城戸は、苦しげに絞った眉間の皺をなかなか解けないまま、東日本大震災以来の妻との関係のことを考えた。
城戸の知人で、津波の被害に遭った人はいなかった。しかし、その想像を絶したニュース映像には、彼も大きな衝撃を受け、何かしなければと、居ても立ってもいられなくなった。
彼は、事務所のパートナーの中北らと連絡を取り合い、被災者の法的支援を行うボランティア活動に参加することにした。
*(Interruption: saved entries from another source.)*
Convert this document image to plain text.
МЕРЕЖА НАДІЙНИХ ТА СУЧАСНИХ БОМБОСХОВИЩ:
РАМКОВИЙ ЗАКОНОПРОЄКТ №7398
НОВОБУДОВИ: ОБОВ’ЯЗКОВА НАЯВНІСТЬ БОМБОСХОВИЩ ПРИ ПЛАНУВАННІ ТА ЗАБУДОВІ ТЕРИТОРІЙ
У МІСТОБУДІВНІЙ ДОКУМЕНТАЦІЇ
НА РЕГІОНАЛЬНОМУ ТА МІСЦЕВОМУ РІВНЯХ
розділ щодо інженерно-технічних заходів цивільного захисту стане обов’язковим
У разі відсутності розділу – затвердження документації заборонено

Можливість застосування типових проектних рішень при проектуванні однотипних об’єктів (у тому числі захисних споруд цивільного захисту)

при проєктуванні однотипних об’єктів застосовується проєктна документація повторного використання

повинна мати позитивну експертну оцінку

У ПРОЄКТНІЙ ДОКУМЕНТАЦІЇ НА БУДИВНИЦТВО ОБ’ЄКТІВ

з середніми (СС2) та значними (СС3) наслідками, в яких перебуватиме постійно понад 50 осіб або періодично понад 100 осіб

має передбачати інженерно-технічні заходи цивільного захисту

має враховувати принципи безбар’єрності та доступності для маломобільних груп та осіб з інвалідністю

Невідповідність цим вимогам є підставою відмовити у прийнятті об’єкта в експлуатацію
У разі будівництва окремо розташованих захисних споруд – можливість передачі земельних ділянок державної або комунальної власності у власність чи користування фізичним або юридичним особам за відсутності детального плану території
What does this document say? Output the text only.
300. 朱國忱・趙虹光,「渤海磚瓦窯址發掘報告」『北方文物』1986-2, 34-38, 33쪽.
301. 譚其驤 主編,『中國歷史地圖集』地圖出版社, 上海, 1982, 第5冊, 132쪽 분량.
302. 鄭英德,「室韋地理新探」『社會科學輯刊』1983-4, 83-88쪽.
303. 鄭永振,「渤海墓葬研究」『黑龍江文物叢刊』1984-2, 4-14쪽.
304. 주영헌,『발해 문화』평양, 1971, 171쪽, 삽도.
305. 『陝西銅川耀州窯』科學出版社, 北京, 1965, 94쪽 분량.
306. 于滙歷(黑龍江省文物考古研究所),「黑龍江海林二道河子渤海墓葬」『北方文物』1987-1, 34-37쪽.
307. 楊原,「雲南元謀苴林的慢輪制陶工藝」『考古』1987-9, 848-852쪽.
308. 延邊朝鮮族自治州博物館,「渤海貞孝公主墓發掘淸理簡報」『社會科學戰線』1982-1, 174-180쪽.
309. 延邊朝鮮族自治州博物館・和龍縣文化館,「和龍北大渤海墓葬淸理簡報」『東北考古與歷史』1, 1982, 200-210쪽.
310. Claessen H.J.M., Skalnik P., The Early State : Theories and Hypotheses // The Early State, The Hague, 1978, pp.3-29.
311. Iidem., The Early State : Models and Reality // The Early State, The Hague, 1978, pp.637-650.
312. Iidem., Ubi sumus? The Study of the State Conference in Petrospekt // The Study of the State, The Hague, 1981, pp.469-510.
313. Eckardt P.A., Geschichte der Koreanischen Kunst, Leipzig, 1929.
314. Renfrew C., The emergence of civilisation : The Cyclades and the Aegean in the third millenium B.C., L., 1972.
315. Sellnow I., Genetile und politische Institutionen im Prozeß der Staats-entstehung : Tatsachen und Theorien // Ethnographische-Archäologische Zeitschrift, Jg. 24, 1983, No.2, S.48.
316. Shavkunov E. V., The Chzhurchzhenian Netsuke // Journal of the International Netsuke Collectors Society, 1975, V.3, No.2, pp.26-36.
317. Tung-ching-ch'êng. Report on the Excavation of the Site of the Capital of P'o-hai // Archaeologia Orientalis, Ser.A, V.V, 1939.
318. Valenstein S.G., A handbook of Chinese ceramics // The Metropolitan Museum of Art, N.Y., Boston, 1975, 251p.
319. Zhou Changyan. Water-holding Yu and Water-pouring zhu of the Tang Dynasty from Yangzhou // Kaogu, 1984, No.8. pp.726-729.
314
城戸が取り組んだのは、所謂「自主避難者」たちの問題で、取り分け、災害救助法の適用により、公営住宅や民間賃貸住宅が「みなし仮設住宅」として無償提供された後、その住み替えを希望する者らの相談に乗っていた。と言うのも、震災直後の混乱の中で選んだ借上住宅の中には、老朽化や近隣住民の騒音、被災者への嫌がらせといった問題を抱える物件が少なからずあり、しかもその場合でも、「大家の都合」や「著しい危険」といった条件を満たさず転居してしまうと、以後は家賃を自ら負担しなければならないといった制度上の欠陥があったからだった。
孤立した自主避難者の中でも、城戸は、仕事の必要や原発事故の影響についての意見の相違から、夫を地元に残して、子供と一緒に避難生活を始めた母親たちを担当することが多かった。夫がいずれは避難して来るか、妻が子を連れて帰還するかで、皆、再び家族で一緒に生活することを夢見ていたが、そのまま離婚に至る事例にも複数接した。悲惨だった。
香織は、城戸のこうした活動を理解しなかった。
城戸は、妻の優しさが、家族とそれ以外、或いは友人と他人との間にきっぱりと画している一線のことを改めて思った。
子供に対して、彼女は思いやりのある良い母親だった。こども園の颯太の友達の名前も、城戸よりよほど覚えていて、何人か一緒にお茶を飲んだりする親しい〝ママ友〟もいた。しかし、どこかの見知らぬ空の下で飢えている子供たちがいるということには、当たり前のように無関心だった。
城戸は、国境なき医師団やユニセフに継続的に寄付を行っているが、そうした〝社会的な優しさ〟とでも呼ぶべき態度を、香織も以前は「弁護士らしい」と笑って眺めていた。が、近頃では、その考え方の違いに、互いに不愉快なものを感じるようになって、話題にしなくなっていた。
妻の考えが、城戸にはよくわかっていた。
世界中で、この瞬間にも、刻々と人は死んでいる。それに一々、心を痛めるのかと言えば、彼とてそこまで無闇な感受性を備えているわけではなかった。
自分の死は恐ろしい。知っている人間の死は悲しい。憎い人間の死は吉報かもしれない。しかし、見知らぬ赤の他人の死はというと、城戸とて本当は、何も感じてはいないのだった。それでも、自分だったなら、知っている人間だったならと想像して、恐ろしがったり、悲しがったりしている。
新聞記事で目にした、見知らぬ親子の交通事故死を、自分や自分の家族のことのように悼む、という人もいるのかもしれないが、逆に、自分の家族が死んでも赤の他人の死と同じ程度にしか悲しまないとするなら、やはり異様だろう。事実、彼が弁護士という仕事を続けられているのは、まったくその落差の故だった。
彼と妻とは、その程度の鈍感さと疚しさは、無理なく共有していたはずだった。彼女とて、人並み外れて冷淡などというわけではなく、東日本大震災の時にも、城戸が誘うと、既に赤十字に三万円の寄付をしたあとだった。